Nonselective NSAIDs have potentially important gastrointestinal, renal, and cardiovascular effects. Adverse gastrointestinal effects include dyspepsia, peptic ulcer disease, and bleeding. Renal adverse effects include acute renal failure due to renal vasoconstriction, worsening of underlying hypertension, and electrolyte and fluid abnormalities. Additionally, the risk of renal cell cancer may be increased. Cardiovascular effects include interference by some agents with the antiplatelet activity of aspirin, an effect on coronary risk, and worsening of heart failure.
Elevations of serum aminotransferases (transaminases) are commonly associated with NSAID use. However, these elevations are generally mild and reversible, and liver failure is quite rare. Reactions may be more common with some NSAIDs (eg, sulindac, diclofenac, and aspirin) and in patients on other hepatotoxic medications or with certain disorders, including systemic lupus and juvenile inflammatory arthritis. The potentially offending agent should be discontinued if the aminotransferases rise to greater than three times the upper limit of normal, if there is a fall in serum albumin, or if the prothrombin time is prolonged.
Pulmonary reactions are uncommon; they include bronchospasm and pulmonary infiltrates with eosinophilia. Bronchospasm can result from the condition “aspirin-exacerbated respiratory disease” (AERD), which appears related to cyclooxygenase (COX)-1 inhibition. Patients with AERD may have concomitant chronic rhinosinusitis and nasal polyposis; inflammation affecting the entire respiratory tract may be difficult to distinguish in some patients from anaphylaxis. Anaphylaxis to NSAIDs has also been reported and is assumed to be an IgE-mediated immunologic reaction.
Nonselective NSAIDs have several important hematologic effects. The antiplatelet effects of NSAIDs, which are due to inhibition of COX-1, lead to diminished production of thromboxane A2, resulting in decreased platelet aggregation. NSAIDs should, thus, be avoided in patients with preexisting platelet defects and should be withheld preoperatively for at least four to five times the drug half-life. Chronic aspirin therapy slightly increases the risk of hemorrhagic stroke. Use of nonselective nonsalicylate NSAIDs together with warfarin may increase the international normalized ratio (INR) and may increase bleeding risk due to the additional antiplatelet effect. Aplastic anemia has been most strongly associated with some of the early NSAIDs (eg, phenylbutazone and indomethacin); neutropenia is seen in less than 1 percent of patients.

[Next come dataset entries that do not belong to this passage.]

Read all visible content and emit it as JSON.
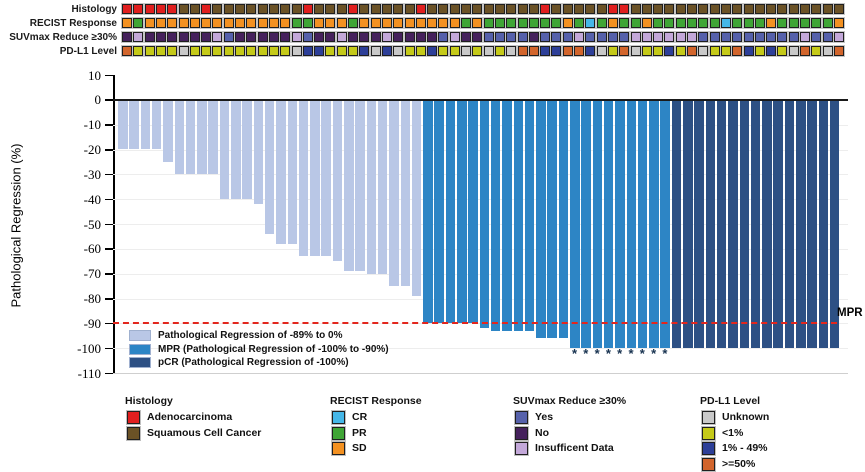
{
  "annotation_tracks": {
    "rows": [
      {
        "id": "histology",
        "label": "Histology",
        "codes": [
          "R",
          "R",
          "R",
          "R",
          "R",
          "S",
          "S",
          "R",
          "S",
          "S",
          "S",
          "S",
          "S",
          "S",
          "S",
          "S",
          "R",
          "S",
          "S",
          "S",
          "R",
          "S",
          "S",
          "S",
          "S",
          "S",
          "R",
          "S",
          "S",
          "S",
          "S",
          "S",
          "S",
          "S",
          "S",
          "S",
          "S",
          "R",
          "S",
          "S",
          "S",
          "S",
          "S",
          "R",
          "R",
          "S",
          "S",
          "S",
          "S",
          "S",
          "S",
          "S",
          "S",
          "S",
          "S",
          "S",
          "S",
          "S",
          "S",
          "S",
          "S",
          "S",
          "S",
          "S"
        ]
      },
      {
        "id": "recist",
        "label": "RECIST Response",
        "codes": [
          "S",
          "P",
          "S",
          "S",
          "S",
          "S",
          "S",
          "S",
          "S",
          "S",
          "S",
          "S",
          "S",
          "S",
          "S",
          "P",
          "P",
          "S",
          "S",
          "S",
          "P",
          "S",
          "S",
          "S",
          "S",
          "S",
          "S",
          "S",
          "S",
          "S",
          "P",
          "S",
          "P",
          "P",
          "P",
          "P",
          "P",
          "P",
          "P",
          "S",
          "P",
          "C",
          "P",
          "S",
          "P",
          "P",
          "S",
          "P",
          "P",
          "P",
          "P",
          "P",
          "P",
          "C",
          "P",
          "P",
          "P",
          "S",
          "P",
          "P",
          "P",
          "P",
          "P",
          "S"
        ]
      },
      {
        "id": "suvmax",
        "label": "SUVmax Reduce ≥30%",
        "codes": [
          "N",
          "I",
          "N",
          "N",
          "N",
          "N",
          "N",
          "N",
          "I",
          "Y",
          "N",
          "N",
          "N",
          "N",
          "N",
          "I",
          "Y",
          "N",
          "N",
          "I",
          "N",
          "N",
          "N",
          "I",
          "N",
          "N",
          "N",
          "N",
          "Y",
          "I",
          "N",
          "N",
          "Y",
          "Y",
          "Y",
          "Y",
          "N",
          "Y",
          "Y",
          "Y",
          "I",
          "Y",
          "Y",
          "Y",
          "Y",
          "I",
          "I",
          "I",
          "I",
          "I",
          "I",
          "Y",
          "Y",
          "Y",
          "Y",
          "Y",
          "Y",
          "Y",
          "Y",
          "Y",
          "I",
          "Y",
          "Y",
          "I"
        ]
      },
      {
        "id": "pdl1",
        "label": "PD-L1 Level",
        "codes": [
          "H",
          "L",
          "L",
          "L",
          "L",
          "U",
          "L",
          "L",
          "L",
          "L",
          "L",
          "L",
          "L",
          "L",
          "L",
          "U",
          "M",
          "M",
          "L",
          "L",
          "L",
          "M",
          "U",
          "M",
          "U",
          "L",
          "L",
          "M",
          "L",
          "L",
          "U",
          "L",
          "U",
          "L",
          "U",
          "H",
          "H",
          "M",
          "M",
          "H",
          "H",
          "M",
          "U",
          "L",
          "H",
          "U",
          "L",
          "L",
          "M",
          "L",
          "H",
          "U",
          "L",
          "L",
          "H",
          "M",
          "L",
          "M",
          "L",
          "U",
          "H",
          "L",
          "U",
          "H"
        ]
      }
    ],
    "palettes": {
      "histology": {
        "R": "#e01f1f",
        "S": "#6b5226"
      },
      "recist": {
        "S": "#f39121",
        "P": "#3fa535",
        "C": "#45b7e8"
      },
      "suvmax": {
        "Y": "#5661ab",
        "N": "#45215c",
        "I": "#c3a8d9"
      },
      "pdl1": {
        "U": "#c9c9c9",
        "L": "#c5ca19",
        "M": "#2d3f98",
        "H": "#d2652c"
      }
    }
  },
  "chart_data": {
    "type": "bar",
    "title": "",
    "xlabel": "",
    "ylabel": "Pathological Regression (%)",
    "ylim": [
      -110,
      10
    ],
    "yticks": [
      10,
      0,
      -10,
      -20,
      -30,
      -40,
      -50,
      -60,
      -70,
      -80,
      -90,
      -100,
      -110
    ],
    "grid": true,
    "values": [
      -20,
      -20,
      -20,
      -20,
      -25,
      -30,
      -30,
      -30,
      -30,
      -40,
      -40,
      -40,
      -42,
      -54,
      -58,
      -58,
      -63,
      -63,
      -63,
      -65,
      -69,
      -69,
      -70,
      -70,
      -75,
      -75,
      -79,
      -90,
      -90,
      -90,
      -90,
      -90,
      -92,
      -93,
      -93,
      -93,
      -93,
      -96,
      -96,
      -96,
      -100,
      -100,
      -100,
      -100,
      -100,
      -100,
      -100,
      -100,
      -100,
      -100,
      -100,
      -100,
      -100,
      -100,
      -100,
      -100,
      -100,
      -100,
      -100,
      -100,
      -100,
      -100,
      -100,
      -100
    ],
    "groups": [
      "L",
      "L",
      "L",
      "L",
      "L",
      "L",
      "L",
      "L",
      "L",
      "L",
      "L",
      "L",
      "L",
      "L",
      "L",
      "L",
      "L",
      "L",
      "L",
      "L",
      "L",
      "L",
      "L",
      "L",
      "L",
      "L",
      "L",
      "M",
      "M",
      "M",
      "M",
      "M",
      "M",
      "M",
      "M",
      "M",
      "M",
      "M",
      "M",
      "M",
      "M",
      "M",
      "M",
      "M",
      "M",
      "M",
      "M",
      "M",
      "M",
      "P",
      "P",
      "P",
      "P",
      "P",
      "P",
      "P",
      "P",
      "P",
      "P",
      "P",
      "P",
      "P",
      "P",
      "P"
    ],
    "asterisk_bar_indices": [
      40,
      41,
      42,
      43,
      44,
      45,
      46,
      47,
      48
    ],
    "reference_line": {
      "value": -90,
      "label": "MPR",
      "color": "#e3261d"
    },
    "group_colors": {
      "L": "#b9c7e6",
      "M": "#2d85c5",
      "P": "#2d5084"
    }
  },
  "inner_legend": [
    {
      "code": "L",
      "label": "Pathological Regression of -89% to 0%"
    },
    {
      "code": "M",
      "label": "MPR (Pathological Regression of -100% to -90%)"
    },
    {
      "code": "P",
      "label": "pCR (Pathological Regression of -100%)"
    }
  ],
  "bottom_legend": [
    {
      "header": "Histology",
      "items": [
        {
          "color": "#e01f1f",
          "label": "Adenocarcinoma"
        },
        {
          "color": "#6b5226",
          "label": "Squamous Cell Cancer"
        }
      ]
    },
    {
      "header": "RECIST Response",
      "items": [
        {
          "color": "#45b7e8",
          "label": "CR"
        },
        {
          "color": "#3fa535",
          "label": "PR"
        },
        {
          "color": "#f39121",
          "label": "SD"
        }
      ]
    },
    {
      "header": "SUVmax Reduce ≥30%",
      "items": [
        {
          "color": "#5661ab",
          "label": "Yes"
        },
        {
          "color": "#45215c",
          "label": "No"
        },
        {
          "color": "#c3a8d9",
          "label": "Insufficent Data"
        }
      ]
    },
    {
      "header": "PD-L1 Level",
      "items": [
        {
          "color": "#c9c9c9",
          "label": "Unknown"
        },
        {
          "color": "#c5ca19",
          "label": "<1%"
        },
        {
          "color": "#2d3f98",
          "label": "1% - 49%"
        },
        {
          "color": "#d2652c",
          "label": ">=50%"
        }
      ]
    }
  ]
}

Central nervous system side effects of NSAIDs include aseptic meningitis, psychosis, and cognitive dysfunction. Tinnitus is a common problem, particularly with high doses of salicylates, but can occur with any NSAID. Tinnitus is typically reversible upon cessation of drug therapy and is a good warning sign to identify some of those patients who are developing high blood levels of the drug.
Various skin reactions may develop in association with the use of NSAIDs. Severe, potentially life-threatening reactions such as toxic epidermal necrolysis and the Stevens-Johnson syndrome are uncommon. Morbilliform rashes and urticaria are also seen.
A small increased risk of nonunion in patients with bone fractures has been reported with the use of nonselective NSAIDs or COX-2 selective agents. However, a causal relationship has not been proven, and the effect of these drugs on fracture healing in humans is uncertain.